Here's what 'Rampage' star Dwayne Johnson thinks of your video-game curse
Whenever there’s an ailing franchise, Hollywood has an instant cure: that healthy dose of franchise viagra Dwayne Johnson, who has saved such series as The Fast and the Furious and Jumanji. But even Johnson has yet to prove that he can save the industry from one of its lingering curses: transforming an awesome video game into an equally awesome movie. His first attempt, the 2005 shoot-’em-up Doom, based on the early ’90s first-person shooter game, earned less than $60 million worldwide, joining a long list of high-profile video-game-to-movie flops that includes Super Mario Bros., Prince of Persia: The Sands of Time, and Warcraft.
Fortunately, Johnson is now receiving a bonus life in the form of Rampage, a monster movie based on the monster video-game hit from 1986. In the game, the player controlled one of three giant monsters — a gorilla, a lizard, and a wolf — as they, uh, rampaged through a busy city. In the film, which hits theaters April 13, Johnson plays a scientist who attempts to stop the plus-size critters from stomping on buildings and people. If he’s nervous about being defeated by the video-game curse again, the actor doesn’t show it. “It was the opportunity for all of us just to take an existing property of a video game and hopefully raise the bar a little bit,” Johnson confidently tells Yahoo Entertainment. “We really wanted to make a movie that was fun. It’s a blast, and the audience gets pulled in.”

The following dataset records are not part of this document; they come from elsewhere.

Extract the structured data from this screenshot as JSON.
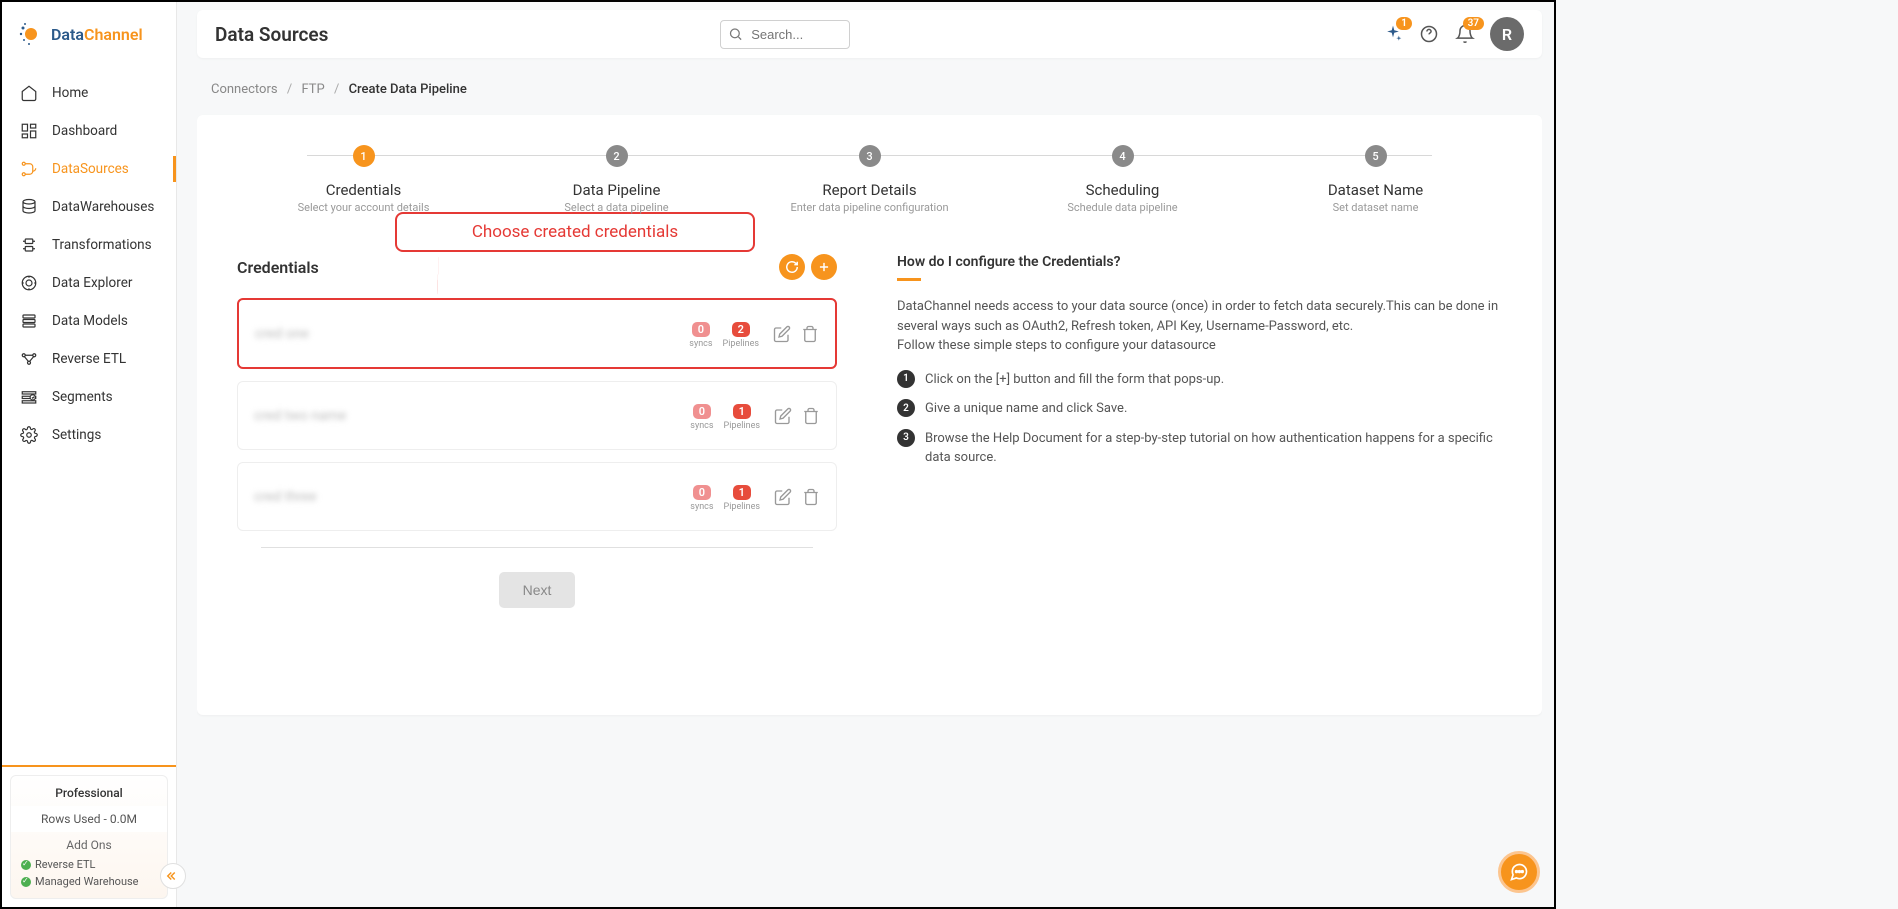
{
  "brand": {
    "name1": "Data",
    "name2": "Channel"
  },
  "nav": [
    {
      "label": "Home"
    },
    {
      "label": "Dashboard"
    },
    {
      "label": "DataSources"
    },
    {
      "label": "DataWarehouses"
    },
    {
      "label": "Transformations"
    },
    {
      "label": "Data Explorer"
    },
    {
      "label": "Data Models"
    },
    {
      "label": "Reverse ETL"
    },
    {
      "label": "Segments"
    },
    {
      "label": "Settings"
    }
  ],
  "plan": {
    "title": "Professional",
    "rows": "Rows Used - 0.0M",
    "addons_title": "Add Ons",
    "addons": [
      "Reverse ETL",
      "Managed Warehouse"
    ]
  },
  "header": {
    "title": "Data Sources",
    "search_placeholder": "Search...",
    "sparkle_badge": "1",
    "bell_badge": "37",
    "avatar": "R"
  },
  "breadcrumb": {
    "a": "Connectors",
    "b": "FTP",
    "c": "Create Data Pipeline"
  },
  "steps": [
    {
      "num": "1",
      "title": "Credentials",
      "sub": "Select your account details"
    },
    {
      "num": "2",
      "title": "Data Pipeline",
      "sub": "Select a data pipeline"
    },
    {
      "num": "3",
      "title": "Report Details",
      "sub": "Enter data pipeline configuration"
    },
    {
      "num": "4",
      "title": "Scheduling",
      "sub": "Schedule data pipeline"
    },
    {
      "num": "5",
      "title": "Dataset Name",
      "sub": "Set dataset name"
    }
  ],
  "callout": "Choose created credentials",
  "section": {
    "title": "Credentials"
  },
  "credentials": [
    {
      "name": "cred one",
      "syncs": "0",
      "pipelines": "2"
    },
    {
      "name": "cred two name",
      "syncs": "0",
      "pipelines": "1"
    },
    {
      "name": "cred three",
      "syncs": "0",
      "pipelines": "1"
    }
  ],
  "labels": {
    "syncs": "syncs",
    "pipelines": "Pipelines",
    "next": "Next"
  },
  "help": {
    "title": "How do I configure the Credentials?",
    "body": "DataChannel needs access to your data source (once) in order to fetch data securely.This can be done in several ways such as OAuth2, Refresh token, API Key, Username-Password, etc.\nFollow these simple steps to configure your datasource",
    "steps": [
      "Click on the [+] button and fill the form that pops-up.",
      "Give a unique name and click Save.",
      "Browse the Help Document for a step-by-step tutorial on how authentication happens for a specific data source."
    ]
  }
}
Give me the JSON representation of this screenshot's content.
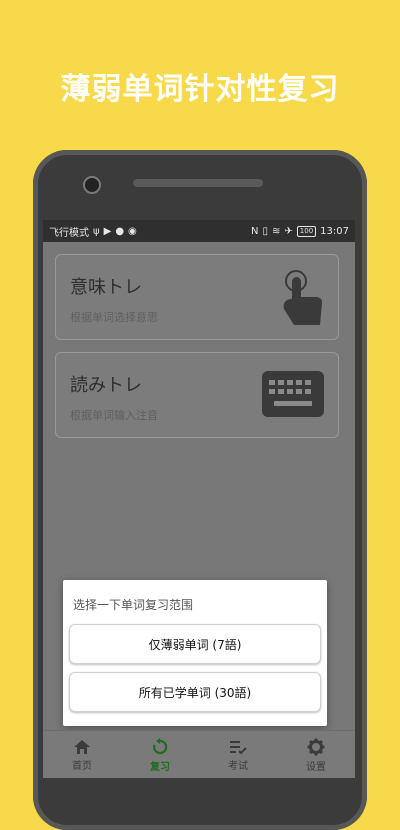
{
  "headline": "薄弱单词针对性复习",
  "status_bar": {
    "left_text": "飞行模式",
    "time": "13:07",
    "battery": "100"
  },
  "cards": [
    {
      "title": "意味トレ",
      "subtitle": "根据单词选择意思",
      "icon": "touch-hand-icon"
    },
    {
      "title": "読みトレ",
      "subtitle": "根据单词输入注音",
      "icon": "keyboard-icon"
    }
  ],
  "dialog": {
    "title": "选择一下单词复习范围",
    "options": [
      "仅薄弱单词 (7語)",
      "所有已学单词 (30語)"
    ]
  },
  "tabs": [
    {
      "label": "首页",
      "icon": "home-icon",
      "active": false
    },
    {
      "label": "复习",
      "icon": "review-refresh-icon",
      "active": true
    },
    {
      "label": "考试",
      "icon": "exam-list-check-icon",
      "active": false
    },
    {
      "label": "设置",
      "icon": "settings-gear-icon",
      "active": false
    }
  ],
  "colors": {
    "background": "#f7d94a",
    "active_tab": "#1f6b1f"
  }
}
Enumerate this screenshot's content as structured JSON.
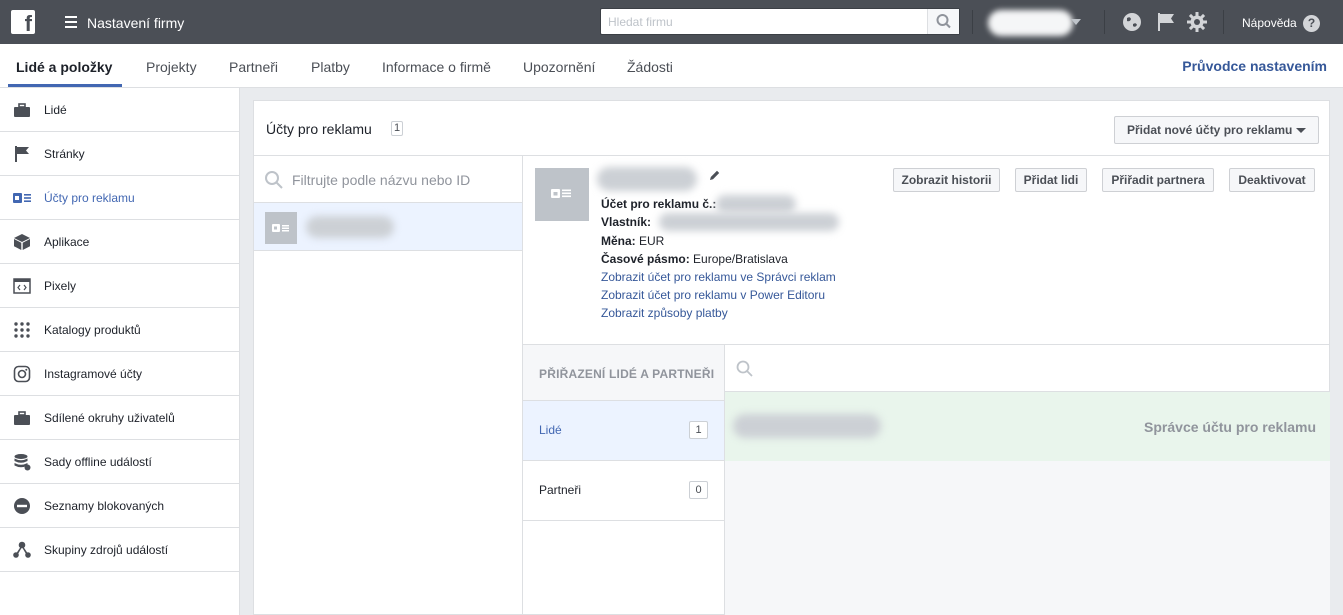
{
  "topbar": {
    "app_title": "Nastavení firmy",
    "search_placeholder": "Hledat firmu",
    "help_label": "Nápověda",
    "help_glyph": "?",
    "logo_glyph": "f"
  },
  "tabs": {
    "items": [
      "Lidé a položky",
      "Projekty",
      "Partneři",
      "Platby",
      "Informace o firmě",
      "Upozornění",
      "Žádosti"
    ],
    "active_index": 0,
    "guide_link": "Průvodce nastavením"
  },
  "sidebar": {
    "items": [
      {
        "label": "Lidé",
        "icon": "briefcase-icon"
      },
      {
        "label": "Stránky",
        "icon": "flag-icon"
      },
      {
        "label": "Účty pro reklamu",
        "icon": "ad-account-icon"
      },
      {
        "label": "Aplikace",
        "icon": "cube-icon"
      },
      {
        "label": "Pixely",
        "icon": "code-icon"
      },
      {
        "label": "Katalogy produktů",
        "icon": "grid-icon"
      },
      {
        "label": "Instagramové účty",
        "icon": "instagram-icon"
      },
      {
        "label": "Sdílené okruhy uživatelů",
        "icon": "briefcase-icon"
      },
      {
        "label": "Sady offline událostí",
        "icon": "database-icon"
      },
      {
        "label": "Seznamy blokovaných",
        "icon": "block-icon"
      },
      {
        "label": "Skupiny zdrojů událostí",
        "icon": "network-icon"
      }
    ],
    "active_index": 2
  },
  "main": {
    "title": "Účty pro reklamu",
    "title_count": "1",
    "add_button": "Přidat nové účty pro reklamu",
    "filter_placeholder": "Filtrujte podle názvu nebo ID",
    "actions": {
      "history": "Zobrazit historii",
      "add_people": "Přidat lidi",
      "assign_partner": "Přiřadit partnera",
      "deactivate": "Deaktivovat"
    },
    "details": {
      "account_no_label": "Účet pro reklamu č.:",
      "owner_label": "Vlastník:",
      "currency_label": "Měna:",
      "currency_value": "EUR",
      "timezone_label": "Časové pásmo:",
      "timezone_value": "Europe/Bratislava"
    },
    "links": [
      "Zobrazit účet pro reklamu ve Správci reklam",
      "Zobrazit účet pro reklamu v Power Editoru",
      "Zobrazit způsoby platby"
    ],
    "assign": {
      "heading": "PŘIŘAZENÍ LIDÉ A PARTNEŘI",
      "people_label": "Lidé",
      "people_count": "1",
      "partners_label": "Partneři",
      "partners_count": "0"
    },
    "person_role": "Správce účtu pro reklamu"
  },
  "colors": {
    "topbar_bg": "#4b4f56",
    "accent_blue": "#4267b2",
    "link_blue": "#365899",
    "selected_bg": "#ecf3ff",
    "person_row_bg": "#e9f5ec"
  }
}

For his part, Rampage director Brad Peyton says that he got around the video-game curse — which, so far, only 1995’s Mortal Kombat and 2002’s Resident Evil have defied both creatively and commercially — by essentially ignoring it. “I’m a huge gamer, and I watch everything,” he says. “Luckily, I got so far down the rabbit hole of being a filmmaker … I forgot about that. I was so happy that I completely forgot, because I definitely would have been crapping my pants a lot more!”